Topics:   Business Ethics,Director Liability

Topics:   Business Ethics,Director Liability

February 17, 2021

Global Governance Lessons From Europe’s Enron

February 17, 2021

Editor’s note: This excerpt is pulled from the January/February 2021 issue of Directorship magazine. Read the full article here.

Last June, members of the Wirecard supervisory board dialing into a hastily convened emergency call could hardly believe what they were hearing. The fast-growing German financial services provider that they were charged with overseeing only recently had been rumored to be in takeover talks with Deutsche Bank. Now, Wirecard board members were being told that €1.9 billion ($2.2 billion) in cash was missing and the company was €3.2 billion ($3.7 billion) in debt. Could Wirecard’s vast international business empire really have been based on lies and obfuscation?

Indeed, it appears so.

On June 25, 2020, Wirecard filed for insolvency. Then, on Aug. 25, a court-appointed administrator issued a press release stating that it had been able “to stabilize the ongoing business and create a basis for [Wirecard’s] continuation.” As part of the stabilization efforts, all members of Wirecard’s management board—at least those who had not already resigned or fled Germany—and some 730 employees were let go.

As of mid-December, senior Wirecard executives including ex-CEO Markus Braun and former chief financial officer Burkhard Ley have been criminally charged and are awaiting trial in Germany. Another executive was released from jail as a cooperating witness for the prosecution. Former chief operating officer Jan Marsalek, who also served on the management board, is a fugitive from the country.

Wirecard leadership is accused of having conspired with others to inflate revenues and its balance sheet by faking business with third-party partners, said Anne Leiding, a spokesperson for the Munich State Prosecutor’s Office, during a press conference in which she announced the charges. The creation of a false impression of financial strength enabled Wirecard executives to borrow €3.2 billion from banks and investors.

“In reality, it was clear, at the latest by the end of 2015, that Wirecard’s real business was losing money,” Leiding told reporters in Munich. Wirecard executives are also suspected of harming investors by overpaying for acquisitions and for creating and perpetuating a culture “characterized by an esprit de corps and oaths of loyalty” to Braun as their leader.

Braun resigned after Wirecard auditor EY said it could not verify the €1.9 billion supposedly held in escrow on behalf of the third-party partners.
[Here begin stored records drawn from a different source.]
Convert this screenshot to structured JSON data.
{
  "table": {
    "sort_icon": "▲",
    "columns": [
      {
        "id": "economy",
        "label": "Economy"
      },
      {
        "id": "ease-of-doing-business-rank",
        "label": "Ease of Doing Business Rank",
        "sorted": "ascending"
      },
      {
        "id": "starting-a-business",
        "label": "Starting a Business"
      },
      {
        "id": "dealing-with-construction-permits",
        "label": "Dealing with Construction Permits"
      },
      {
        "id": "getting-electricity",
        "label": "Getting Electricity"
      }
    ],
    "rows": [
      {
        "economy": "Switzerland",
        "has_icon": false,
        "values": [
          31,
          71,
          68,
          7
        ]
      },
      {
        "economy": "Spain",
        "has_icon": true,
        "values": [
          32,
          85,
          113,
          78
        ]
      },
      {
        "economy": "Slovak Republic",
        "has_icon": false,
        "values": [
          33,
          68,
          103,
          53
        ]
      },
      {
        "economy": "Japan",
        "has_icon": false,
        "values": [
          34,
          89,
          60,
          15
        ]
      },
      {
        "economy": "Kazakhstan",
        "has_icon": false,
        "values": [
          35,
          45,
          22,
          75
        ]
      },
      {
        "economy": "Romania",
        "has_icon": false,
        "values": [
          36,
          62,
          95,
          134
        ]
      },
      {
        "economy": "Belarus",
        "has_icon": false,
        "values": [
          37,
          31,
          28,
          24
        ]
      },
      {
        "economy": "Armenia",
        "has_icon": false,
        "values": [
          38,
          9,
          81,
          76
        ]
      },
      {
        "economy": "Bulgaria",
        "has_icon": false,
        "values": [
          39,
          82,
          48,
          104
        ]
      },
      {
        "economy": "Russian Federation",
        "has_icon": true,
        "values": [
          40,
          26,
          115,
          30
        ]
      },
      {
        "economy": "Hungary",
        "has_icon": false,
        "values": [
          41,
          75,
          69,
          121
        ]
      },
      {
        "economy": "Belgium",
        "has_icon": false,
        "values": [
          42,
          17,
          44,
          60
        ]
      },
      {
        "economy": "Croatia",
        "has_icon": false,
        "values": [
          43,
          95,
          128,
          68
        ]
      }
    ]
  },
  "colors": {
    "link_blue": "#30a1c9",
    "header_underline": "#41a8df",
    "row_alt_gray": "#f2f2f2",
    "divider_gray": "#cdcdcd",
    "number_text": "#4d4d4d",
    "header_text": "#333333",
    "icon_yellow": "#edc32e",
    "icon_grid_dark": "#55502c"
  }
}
Altogether, the formal charges made against Wirecard’s leadership team include organized commercial criminal fraud, breach of trust, false accounting, and market manipulation. All of the former Wirecard executives now awaiting trial have declared their innocence.

Ominous Questions

Wirecard, like Enron until its own spectacular demise in 2001, had been on a wild and aggressive trajectory of growth. When the dot-com bust threatened Wirecard’s existence in 2002, Braun was recruited as CEO. With the benefit of hindsight and courageous reporting—notably by the Financial Times (FT)—it is clear that the company’s lifespan was fueled by hubris and a win-at-all-costs corporate culture. Braun provided Wirecard with a cash infusion, and under his leadership proceeded to allegedly perpetrate an intentional accounting fraud over a period of years that escaped the notice of key stakeholders including regulators, auditors, and Wirecard’s own supervisory board.

Now, in the aftermath of Wirecard’s insolvency, and as lawsuits add up, regulators and stock exchanges are reevaluating their checks and balances, looking to repair fault lines, and taking aim mostly at the corporate audit function—both internal and external. Many corporate governance observers expect to see regulatory reform in the European Union and in Germany on a scale akin to the Sarbanes-Oxley Act, the US federal law that was passed in 2002 after corporate accounting scandals—including at Enron Corp., Tyco International, and WorldCom—came to light. Sarbanes-Oxley essentially gave board audit committees greater authority and thus increased both the responsibilities and oversight of the committee.

Given the sheer scope, daring, and size of Wirecard’s fraud, comparisons to Enron are both inevitable and predictable. The business community and the public began asking two ominous questions: Where was the board? And where were the regulators? After all, the Wirecard fraud was not discovered by these governance stakeholders but instead by a cadre of short sellers and FT journalists, ultimately aided by lower-level whistleblowers who were paying much closer attention than those lawfully entrusted and compensated to do so.